ShonTron
Moderator
I'm fond of Toronto's distinctive street light with the curved bracket. They're the ones that emit white light, but are limited to the old city of Toronto. Better design is possible and preferable in prominent places, but as a "generic" design to install on ordinary streets, it's quite elegant. In fact, these street lights have even been used in prominent streetscape overhauls like St. George Street through the U of T campus. They look fine, but I would still advocate for a more sophisticated design for such ambitious projects.

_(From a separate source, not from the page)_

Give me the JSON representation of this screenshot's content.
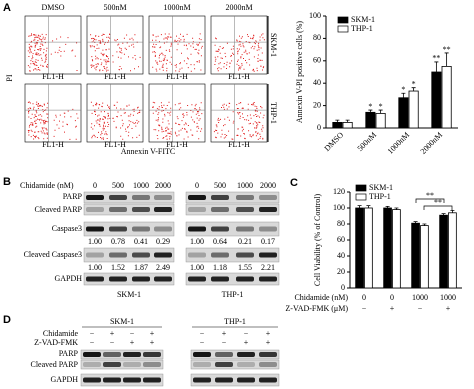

New LED lighting units have been installed on these distinctive brackets as an experiment on a few streets, but don't seem to suit the curved bracket design as well as the round metal halide unit presently used. It should be a round lighting unit. Windsor has the distinctive brackets as well, but they installed sodium-vapour lights on them. Like our experimental LED lights, they don't seem to compliment the curved look of the bracket very well.
Windsor certainly has a lot of those old brackets retrofitted with cobra-heads. There's still a few in Brampton in the B and C Sections of Bramalea, though they look a little different, actually much like the ones in Etobicoke from the late 1950s/1960s. The old Town of Brampton had a miniature version (same as the old Yonge subway poles) that disappeared except for one in an alleyway. A few retrofitted brackets remain like on Elizabeth Street.
I resurrected the month-old thought as I was biking in the Huronia region a week-and-a-half ago, I found a pure acorn-and-bracket in Midland.